The city's major infrastructure received a big financial boost from the federal government ensuring the viability of the project.
At the Belfast Rail Yard on Friday Prime Minister Justin Trudeau said his government is committed to helping Ottawa extend its light rail. As laid out in the 2017 federal budget, the federal government will give the city more than $1.15 billion to help offset the costs of expanding the LRT network.
"It's a project that will create jobs, nearly 1,000 full-time jobs for people here in Ottawa," Trudeau said.
Provincial Infrastructure Minister Bob Chiarelli was at the funding announcement Friday and said his government's financial commitment is firm.

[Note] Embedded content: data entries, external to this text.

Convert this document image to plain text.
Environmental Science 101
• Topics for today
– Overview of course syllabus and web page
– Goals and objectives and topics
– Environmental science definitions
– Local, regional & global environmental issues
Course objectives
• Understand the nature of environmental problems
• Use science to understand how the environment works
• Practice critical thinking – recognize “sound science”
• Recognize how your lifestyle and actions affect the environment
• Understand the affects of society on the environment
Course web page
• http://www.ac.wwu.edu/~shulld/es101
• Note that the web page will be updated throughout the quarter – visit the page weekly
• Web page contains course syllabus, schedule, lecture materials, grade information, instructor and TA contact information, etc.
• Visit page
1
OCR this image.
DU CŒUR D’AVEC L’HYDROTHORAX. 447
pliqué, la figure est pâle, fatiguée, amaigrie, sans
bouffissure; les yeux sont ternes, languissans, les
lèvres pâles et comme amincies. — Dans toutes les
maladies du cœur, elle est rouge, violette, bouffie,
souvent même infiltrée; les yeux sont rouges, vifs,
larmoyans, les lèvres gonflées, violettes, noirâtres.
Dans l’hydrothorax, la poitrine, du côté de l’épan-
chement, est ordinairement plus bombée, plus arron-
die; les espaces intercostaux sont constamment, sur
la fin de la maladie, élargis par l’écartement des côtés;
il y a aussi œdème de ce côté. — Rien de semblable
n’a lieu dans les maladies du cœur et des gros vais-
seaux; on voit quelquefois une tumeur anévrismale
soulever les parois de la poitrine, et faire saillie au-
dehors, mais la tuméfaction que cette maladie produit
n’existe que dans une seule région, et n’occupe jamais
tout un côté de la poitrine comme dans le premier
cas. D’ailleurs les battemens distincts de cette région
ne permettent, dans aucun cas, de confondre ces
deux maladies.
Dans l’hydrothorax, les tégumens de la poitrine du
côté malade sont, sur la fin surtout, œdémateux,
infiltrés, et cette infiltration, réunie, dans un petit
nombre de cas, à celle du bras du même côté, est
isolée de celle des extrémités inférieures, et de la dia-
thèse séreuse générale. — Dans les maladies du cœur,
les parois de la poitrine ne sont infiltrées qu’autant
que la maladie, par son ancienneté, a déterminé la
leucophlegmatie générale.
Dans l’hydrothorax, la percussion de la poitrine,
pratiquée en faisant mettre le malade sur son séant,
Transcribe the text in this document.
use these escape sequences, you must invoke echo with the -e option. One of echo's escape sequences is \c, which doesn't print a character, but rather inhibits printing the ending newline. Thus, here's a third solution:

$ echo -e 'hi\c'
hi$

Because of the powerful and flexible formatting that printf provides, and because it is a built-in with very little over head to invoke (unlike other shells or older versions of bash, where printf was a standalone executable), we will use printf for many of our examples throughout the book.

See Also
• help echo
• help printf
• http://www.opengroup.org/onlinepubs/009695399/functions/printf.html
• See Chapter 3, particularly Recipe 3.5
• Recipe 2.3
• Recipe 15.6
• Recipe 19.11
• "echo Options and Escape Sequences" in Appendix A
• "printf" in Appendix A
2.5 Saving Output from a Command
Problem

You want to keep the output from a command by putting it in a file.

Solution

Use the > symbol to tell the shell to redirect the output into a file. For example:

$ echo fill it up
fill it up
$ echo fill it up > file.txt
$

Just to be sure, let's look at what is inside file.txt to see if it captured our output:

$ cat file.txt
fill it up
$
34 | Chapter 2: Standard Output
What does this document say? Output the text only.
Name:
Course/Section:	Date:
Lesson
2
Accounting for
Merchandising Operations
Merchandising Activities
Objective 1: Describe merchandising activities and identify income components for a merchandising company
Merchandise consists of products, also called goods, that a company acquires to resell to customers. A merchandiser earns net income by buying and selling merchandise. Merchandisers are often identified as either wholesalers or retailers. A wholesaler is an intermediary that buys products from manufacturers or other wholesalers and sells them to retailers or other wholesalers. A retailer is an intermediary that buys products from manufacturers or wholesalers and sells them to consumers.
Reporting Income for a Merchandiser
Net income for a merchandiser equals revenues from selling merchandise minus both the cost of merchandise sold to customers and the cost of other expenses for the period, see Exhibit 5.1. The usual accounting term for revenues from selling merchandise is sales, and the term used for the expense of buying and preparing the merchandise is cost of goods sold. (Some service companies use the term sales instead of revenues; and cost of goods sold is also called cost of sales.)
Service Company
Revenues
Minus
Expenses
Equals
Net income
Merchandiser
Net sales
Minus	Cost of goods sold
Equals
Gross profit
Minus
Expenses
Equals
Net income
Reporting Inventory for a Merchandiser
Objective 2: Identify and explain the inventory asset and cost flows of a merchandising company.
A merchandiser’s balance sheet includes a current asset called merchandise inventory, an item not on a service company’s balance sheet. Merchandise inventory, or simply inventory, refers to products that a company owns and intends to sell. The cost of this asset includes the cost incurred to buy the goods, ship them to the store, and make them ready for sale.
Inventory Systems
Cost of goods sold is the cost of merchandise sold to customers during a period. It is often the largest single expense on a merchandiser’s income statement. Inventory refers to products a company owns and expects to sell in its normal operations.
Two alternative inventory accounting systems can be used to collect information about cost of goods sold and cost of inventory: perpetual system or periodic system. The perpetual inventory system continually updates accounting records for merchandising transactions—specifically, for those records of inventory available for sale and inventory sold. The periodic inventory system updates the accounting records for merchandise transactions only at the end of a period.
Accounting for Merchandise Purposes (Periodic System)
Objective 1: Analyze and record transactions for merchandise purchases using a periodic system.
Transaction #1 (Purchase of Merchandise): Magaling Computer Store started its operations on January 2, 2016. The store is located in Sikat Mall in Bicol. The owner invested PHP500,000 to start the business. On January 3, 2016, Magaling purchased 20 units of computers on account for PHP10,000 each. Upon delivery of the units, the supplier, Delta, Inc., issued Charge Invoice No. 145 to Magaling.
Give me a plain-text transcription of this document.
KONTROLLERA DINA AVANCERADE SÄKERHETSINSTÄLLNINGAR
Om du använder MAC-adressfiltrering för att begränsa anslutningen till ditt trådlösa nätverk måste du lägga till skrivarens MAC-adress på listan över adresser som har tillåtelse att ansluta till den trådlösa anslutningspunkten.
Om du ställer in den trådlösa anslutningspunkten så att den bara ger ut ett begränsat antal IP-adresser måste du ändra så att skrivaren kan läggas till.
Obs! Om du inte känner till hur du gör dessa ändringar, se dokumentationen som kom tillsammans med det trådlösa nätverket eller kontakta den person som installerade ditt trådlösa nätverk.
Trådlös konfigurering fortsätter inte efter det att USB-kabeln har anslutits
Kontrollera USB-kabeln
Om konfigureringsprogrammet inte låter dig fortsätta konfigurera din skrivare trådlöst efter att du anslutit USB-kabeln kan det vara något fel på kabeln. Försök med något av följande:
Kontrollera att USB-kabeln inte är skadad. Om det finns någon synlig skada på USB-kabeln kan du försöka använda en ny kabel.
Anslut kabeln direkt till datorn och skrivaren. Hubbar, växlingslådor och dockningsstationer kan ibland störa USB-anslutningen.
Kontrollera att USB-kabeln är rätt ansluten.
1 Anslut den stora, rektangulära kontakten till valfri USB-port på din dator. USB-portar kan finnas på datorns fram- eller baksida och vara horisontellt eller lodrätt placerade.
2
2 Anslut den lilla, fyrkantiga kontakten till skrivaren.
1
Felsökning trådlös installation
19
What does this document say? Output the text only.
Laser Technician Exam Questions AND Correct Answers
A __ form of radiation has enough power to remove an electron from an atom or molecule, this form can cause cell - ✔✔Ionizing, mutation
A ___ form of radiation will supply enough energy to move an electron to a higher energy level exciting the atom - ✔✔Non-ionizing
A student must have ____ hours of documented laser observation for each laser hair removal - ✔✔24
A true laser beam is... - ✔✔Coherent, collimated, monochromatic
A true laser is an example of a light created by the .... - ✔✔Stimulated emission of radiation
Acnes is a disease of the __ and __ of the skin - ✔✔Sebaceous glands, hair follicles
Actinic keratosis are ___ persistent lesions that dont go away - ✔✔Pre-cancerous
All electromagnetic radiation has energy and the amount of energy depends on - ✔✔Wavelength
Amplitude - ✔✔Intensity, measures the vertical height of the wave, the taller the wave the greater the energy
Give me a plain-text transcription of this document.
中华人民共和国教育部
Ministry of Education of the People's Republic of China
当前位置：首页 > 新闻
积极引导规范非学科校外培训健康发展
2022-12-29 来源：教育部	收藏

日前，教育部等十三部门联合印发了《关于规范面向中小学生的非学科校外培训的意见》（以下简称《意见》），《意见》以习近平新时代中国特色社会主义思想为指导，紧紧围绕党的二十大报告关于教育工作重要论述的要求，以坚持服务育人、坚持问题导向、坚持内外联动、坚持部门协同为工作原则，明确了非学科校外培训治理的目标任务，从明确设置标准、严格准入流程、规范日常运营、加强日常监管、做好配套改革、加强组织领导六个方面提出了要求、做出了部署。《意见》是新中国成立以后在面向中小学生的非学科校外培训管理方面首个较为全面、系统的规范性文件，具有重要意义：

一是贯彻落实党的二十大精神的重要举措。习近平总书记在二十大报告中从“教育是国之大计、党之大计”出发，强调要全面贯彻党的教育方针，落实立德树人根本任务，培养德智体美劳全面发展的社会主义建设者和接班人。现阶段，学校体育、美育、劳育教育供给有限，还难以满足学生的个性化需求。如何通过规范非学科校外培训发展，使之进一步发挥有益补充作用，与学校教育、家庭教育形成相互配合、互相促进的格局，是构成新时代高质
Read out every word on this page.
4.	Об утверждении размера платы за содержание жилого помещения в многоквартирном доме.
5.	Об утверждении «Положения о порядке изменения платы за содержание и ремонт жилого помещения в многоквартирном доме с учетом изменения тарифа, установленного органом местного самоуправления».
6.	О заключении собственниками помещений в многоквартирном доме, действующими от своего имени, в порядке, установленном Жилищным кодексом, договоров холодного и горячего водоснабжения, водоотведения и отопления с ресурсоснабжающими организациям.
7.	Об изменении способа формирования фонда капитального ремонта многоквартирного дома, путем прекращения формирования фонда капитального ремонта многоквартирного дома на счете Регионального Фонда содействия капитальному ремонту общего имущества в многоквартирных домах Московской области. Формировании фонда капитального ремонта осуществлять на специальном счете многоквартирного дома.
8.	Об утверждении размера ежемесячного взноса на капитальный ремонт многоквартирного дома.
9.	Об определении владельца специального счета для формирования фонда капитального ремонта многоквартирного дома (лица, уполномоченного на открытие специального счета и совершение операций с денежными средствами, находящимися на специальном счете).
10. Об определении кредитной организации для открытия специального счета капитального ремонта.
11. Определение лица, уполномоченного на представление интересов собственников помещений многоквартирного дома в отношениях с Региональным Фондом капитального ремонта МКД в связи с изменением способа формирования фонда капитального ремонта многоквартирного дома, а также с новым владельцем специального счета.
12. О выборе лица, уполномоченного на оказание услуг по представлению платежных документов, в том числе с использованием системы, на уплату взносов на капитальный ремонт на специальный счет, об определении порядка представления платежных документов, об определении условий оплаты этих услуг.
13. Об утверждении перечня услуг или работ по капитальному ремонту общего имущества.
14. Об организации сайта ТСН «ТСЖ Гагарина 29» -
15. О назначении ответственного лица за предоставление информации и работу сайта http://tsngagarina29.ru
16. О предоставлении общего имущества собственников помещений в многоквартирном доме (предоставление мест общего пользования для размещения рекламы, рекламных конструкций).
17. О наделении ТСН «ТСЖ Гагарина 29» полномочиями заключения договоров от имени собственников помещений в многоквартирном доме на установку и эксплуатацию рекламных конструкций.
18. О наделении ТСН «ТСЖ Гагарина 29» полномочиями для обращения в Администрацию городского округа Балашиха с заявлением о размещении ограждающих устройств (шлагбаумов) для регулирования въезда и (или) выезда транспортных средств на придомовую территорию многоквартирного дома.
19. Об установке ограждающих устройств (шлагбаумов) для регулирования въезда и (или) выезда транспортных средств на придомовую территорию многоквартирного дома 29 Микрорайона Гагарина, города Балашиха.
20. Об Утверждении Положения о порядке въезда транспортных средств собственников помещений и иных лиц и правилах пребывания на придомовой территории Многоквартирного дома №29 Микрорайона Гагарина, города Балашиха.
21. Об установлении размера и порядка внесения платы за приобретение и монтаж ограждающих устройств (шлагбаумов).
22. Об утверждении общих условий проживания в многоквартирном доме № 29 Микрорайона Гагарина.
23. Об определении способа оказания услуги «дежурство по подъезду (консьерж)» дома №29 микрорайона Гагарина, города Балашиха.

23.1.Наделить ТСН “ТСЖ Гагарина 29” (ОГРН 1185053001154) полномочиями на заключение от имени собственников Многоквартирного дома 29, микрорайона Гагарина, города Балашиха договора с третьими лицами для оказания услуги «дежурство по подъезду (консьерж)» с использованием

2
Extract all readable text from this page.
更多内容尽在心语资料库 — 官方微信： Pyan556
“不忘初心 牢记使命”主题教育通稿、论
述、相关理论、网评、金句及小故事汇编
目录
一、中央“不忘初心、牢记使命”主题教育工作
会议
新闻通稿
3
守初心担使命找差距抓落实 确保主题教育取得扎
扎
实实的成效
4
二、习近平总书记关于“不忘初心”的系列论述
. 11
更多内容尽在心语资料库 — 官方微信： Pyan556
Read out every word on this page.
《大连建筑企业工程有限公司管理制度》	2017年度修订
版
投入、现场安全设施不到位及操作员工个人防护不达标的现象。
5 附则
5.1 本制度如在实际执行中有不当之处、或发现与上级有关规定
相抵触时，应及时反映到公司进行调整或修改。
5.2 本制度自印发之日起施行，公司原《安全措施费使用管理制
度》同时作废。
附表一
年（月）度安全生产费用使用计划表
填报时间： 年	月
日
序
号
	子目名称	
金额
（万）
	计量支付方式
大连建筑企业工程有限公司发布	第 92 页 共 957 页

At a price tag of $3.6 billion, Stage 2 LRT is poised to become the biggest infrastructure project in the city's history. It was approved unanimously by council in March.
The project also includes a link to the Ottawa-MacDonald International Airport. The airport authority will pay to build a station on its premise while the federal and provincial governments will provide the funds necessary to build the airport LRT spur.
According to the city of Ottawa, travel between the downtown core and the Airport will take approximately 40 minutes and require two transfers, one at South Keys and one at Bayview Station.
Travel time from Moodie Station to the Airport will take approximately 55 to 60 minutes, while the return trip from the Airport to Moodie Station would be approximately 50 to 55 minutes.
Air travellers heading to the Airport from Trim Station can expect a trip of approximately 65 minutes, with a return trip estimated at approximately 60 minutes, the city said.
Funding for this project has been in the works for years. Back in 2015, the Conservative Government pleged up to $1 billion to fund stage two. Asked about the campaign promise, Watson said Friday's federal committment is different.
"This announcement is different because it's actually real money," Watson said in a post-presentation interview. "It was a paper announcement by the previous government, nothing went through Treasury Board. Actually the program announced by the previous government didn't even exist."
Stage 2 LRT will also include work to widen Highway 174 and Highway 417 from Maitland Avenue to the connection at Highway 416, and an extension to Trim Road in the East. The mayor said some of that work has already begun.
The city expects shovels to be in the ground on Stage 2 by 2019.
Ottawa Mayor Jim Watson said that once completed, more than 70 per cent of Ottawa's population will live within 5 kilometres of an LRT station.
Stage 2 will add 30 kilometres of track and 19 new stations on the O-train line.